Nevertheless, Russia’s navy is also seeking facilities beyond its territory, pursuing negotiations with Vietnam to lease the naval base in Cam Ranh Bay—Southeast Asia’s finest natural harbor. Last November, the presidents of Russia and Vietnam signed an agreement on creating a joint submarine maintenance center there (Nezavisimaya Gazeta, November 13, 2013).

Later this year, the Russian Pacific Fleet will also participate in three major international joint naval exercises. According to Pacific Fleet spokesman Captain 1st Rank Roman Martov, these include joint drills with the navies of India, China and the member states of the Association of Southeast Asian Nations (ASEAN). Since 2003, India and Russia have conducted seven large “INDRA” joint ground and naval drill exercises. And this summer, Russia’s Pacific Fleet will participate in INDRA 2014 naval exercises, scheduled to be held in the Sea of Japan. The drills will start with a visit by a squadron of Indian warships to Vladivostok in July. Building on the recent Russian-Chinese naval cooperation in the eastern Mediterranean securing Syrian chemical weapons, in May–June, the Pacific Fleet will also hold Maritime Cooperation 2014 joint drills with the Chinese navy in the northern part of the East China Sea (Deita, February 27).

Furthermore, Russia’s Pacific Fleet will participate in ASEAN’s Komodo 2014 multilateral joint exercise starting March 28, to improve international naval cooperation capabilities in disaster relief. The Komodo 2014 exercise will be held off the Natuna and Anambas Islands in the Riau archipelago and will involve 28 warships and 4,000 personnel from all ten ASEAN members as well as Russia, Australia, China, India, Japan, New Zealand, South Korea and the United States (The Jakarta Post, February 26).

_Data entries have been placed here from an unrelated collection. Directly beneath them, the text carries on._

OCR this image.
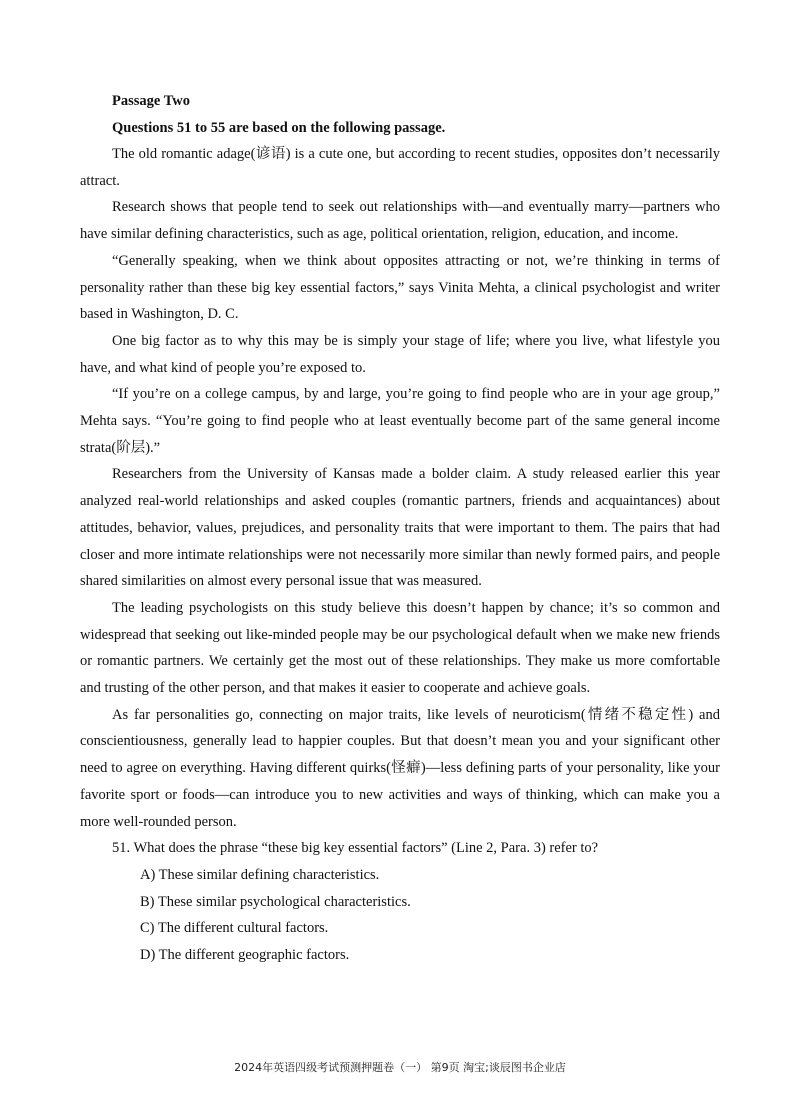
Passage Two

Questions 51 to 55 are based on the following passage.

The old romantic adage(谚语) is a cute one, but according to recent studies, opposites don’t necessarily attract.

Research shows that people tend to seek out relationships with—and eventually marry—partners who have similar defining characteristics, such as age, political orientation, religion, education, and income.

“Generally speaking, when we think about opposites attracting or not, we’re thinking in terms of personality rather than these big key essential factors,” says Vinita Mehta, a clinical psychologist and writer based in Washington, D. C.

One big factor as to why this may be is simply your stage of life; where you live, what lifestyle you have, and what kind of people you’re exposed to.

“If you’re on a college campus, by and large, you’re going to find people who are in your age group,” Mehta says. “You’re going to find people who at least eventually become part of the same general income strata(阶层).”

Researchers from the University of Kansas made a bolder claim. A study released earlier this year analyzed real-world relationships and asked couples (romantic partners, friends and acquaintances) about attitudes, behavior, values, prejudices, and personality traits that were important to them. The pairs that had closer and more intimate relationships were not necessarily more similar than newly formed pairs, and people shared similarities on almost every personal issue that was measured.

The leading psychologists on this study believe this doesn’t happen by chance; it’s so common and widespread that seeking out like-minded people may be our psychological default when we make new friends or romantic partners. We certainly get the most out of these relationships. They make us more comfortable and trusting of the other person, and that makes it easier to cooperate and achieve goals.

As far personalities go, connecting on major traits, like levels of neuroticism(情绪不稳定性) and conscientiousness, generally lead to happier couples. But that doesn’t mean you and your significant other need to agree on everything. Having different quirks(怪癖)—less defining parts of your personality, like your favorite sport or foods—can introduce you to new activities and ways of thinking, which can make you a more well-rounded person.

51. What does the phrase “these big key essential factors” (Line 2, Para. 3) refer to?

A) These similar defining characteristics.
B) These similar psychological characteristics.
C) The different cultural factors.
D) The different geographic factors.
2024年英语四级考试预测押题卷（一） 第9页 淘宝;谈辰图书企业店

What is notable about INDRA 2014, Maritime Cooperation 2014, and Komodo 2014 is that the Russian Pacific Fleet ships will be carrying out joint naval exercises with countries that have overlapping maritime disputes. India and Pakistan dispute the boundary in Sir Creek estuary at the mouth of the Rann of Kutch in the Arabian Sea and; to the east, India has maritime boundary claims against Bangladesh. Indonesia has maritime frontier issues with Timor-Leste, Australia, Malaysia, Singapore, Palau and Vietnam. ASEAN member states Malaysia, the Philippines, Vietnam, and Brunei contest Chinese claims over the Spratly Islands, while the Philippines dispute China’s assertion of sovereignty over Scarborough Reef. China also occupies some of the Paracel Islands, which are claimed by Vietnam. Meanwhile, Russia and Japan contest the Kuril Islands/Northern Territories.

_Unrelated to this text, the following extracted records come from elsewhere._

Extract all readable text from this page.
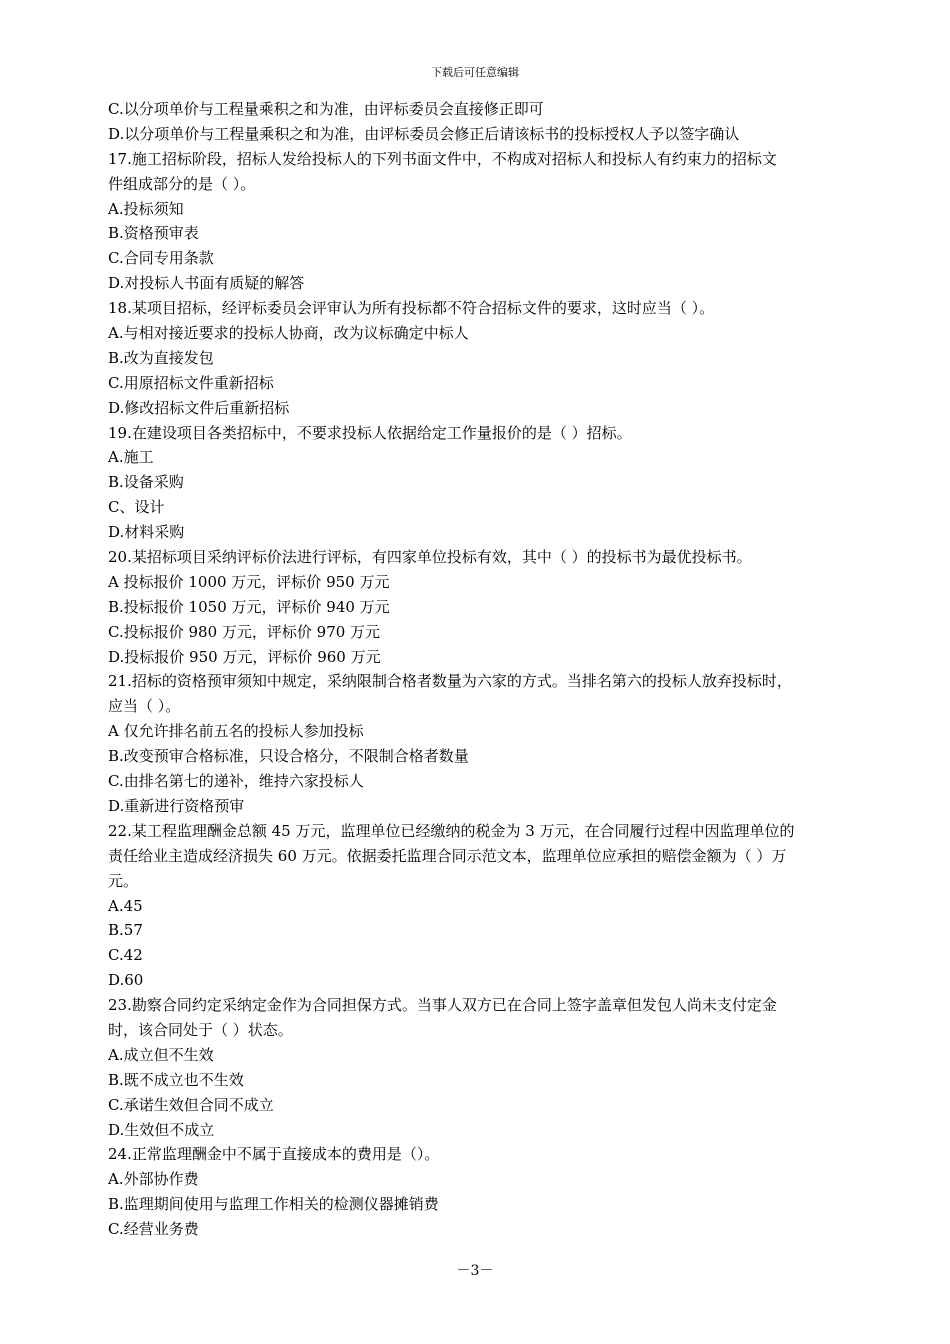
下载后可任意编辑
C.以分项单价与工程量乘积之和为准，由评标委员会直接修正即可
D.以分项单价与工程量乘积之和为准，由评标委员会修正后请该标书的投标授权人予以签字确认
17.施工招标阶段，招标人发给投标人的下列书面文件中，不构成对招标人和投标人有约束力的招标文
件组成部分的是（ ）。
A.投标须知
B.资格预审表
C.合同专用条款
D.对投标人书面有质疑的解答
18.某项目招标，经评标委员会评审认为所有投标都不符合招标文件的要求，这时应当（ ）。
A.与相对接近要求的投标人协商，改为议标确定中标人
B.改为直接发包
C.用原招标文件重新招标
D.修改招标文件后重新招标
19.在建设项目各类招标中，不要求投标人依据给定工作量报价的是（ ）招标。
A.施工
B.设备采购
C、设计
D.材料采购
20.某招标项目采纳评标价法进行评标，有四家单位投标有效，其中（ ）的投标书为最优投标书。
A 投标报价 1000 万元，评标价 950 万元
B.投标报价 1050 万元，评标价 940 万元
C.投标报价 980 万元，评标价 970 万元
D.投标报价 950 万元，评标价 960 万元
21.招标的资格预审须知中规定，采纳限制合格者数量为六家的方式。当排名第六的投标人放弃投标时，
应当（ ）。
A 仅允许排名前五名的投标人参加投标
B.改变预审合格标准，只设合格分，不限制合格者数量
C.由排名第七的递补，维持六家投标人
D.重新进行资格预审
22.某工程监理酬金总额 45 万元，监理单位已经缴纳的税金为 3 万元，在合同履行过程中因监理单位的
责任给业主造成经济损失 60 万元。依据委托监理合同示范文本，监理单位应承担的赔偿金额为（ ）万
元。
A.45
B.57
C.42
D.60
23.勘察合同约定采纳定金作为合同担保方式。当事人双方已在合同上签字盖章但发包人尚未支付定金
时，该合同处于（ ）状态。
A.成立但不生效
B.既不成立也不生效
C.承诺生效但合同不成立
D.生效但不成立
24.正常监理酬金中不属于直接成本的费用是（）。
A.外部协作费
B.监理期间使用与监理工作相关的检测仪器摊销费
C.经营业务费
－3－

Accordingly, the upcoming Russian naval drills will involve the Pacific Fleet in exercises that carry some substantial and mutually exclusive diplomatic baggage—especially as China has territorial disputes not only with Japan and ASEAN members, but India as well. And this is occurring as the United States’ military begins to pivot 60 percent of its forces into the Pacific. The only definite certainty then is that Russia’s Pacific Fleet is receiving some long-overdue attention from Moscow at last. But how the Russian government will interact with and reconcile the competing territorial claims of its new naval exercise partners is quite another matter entirely.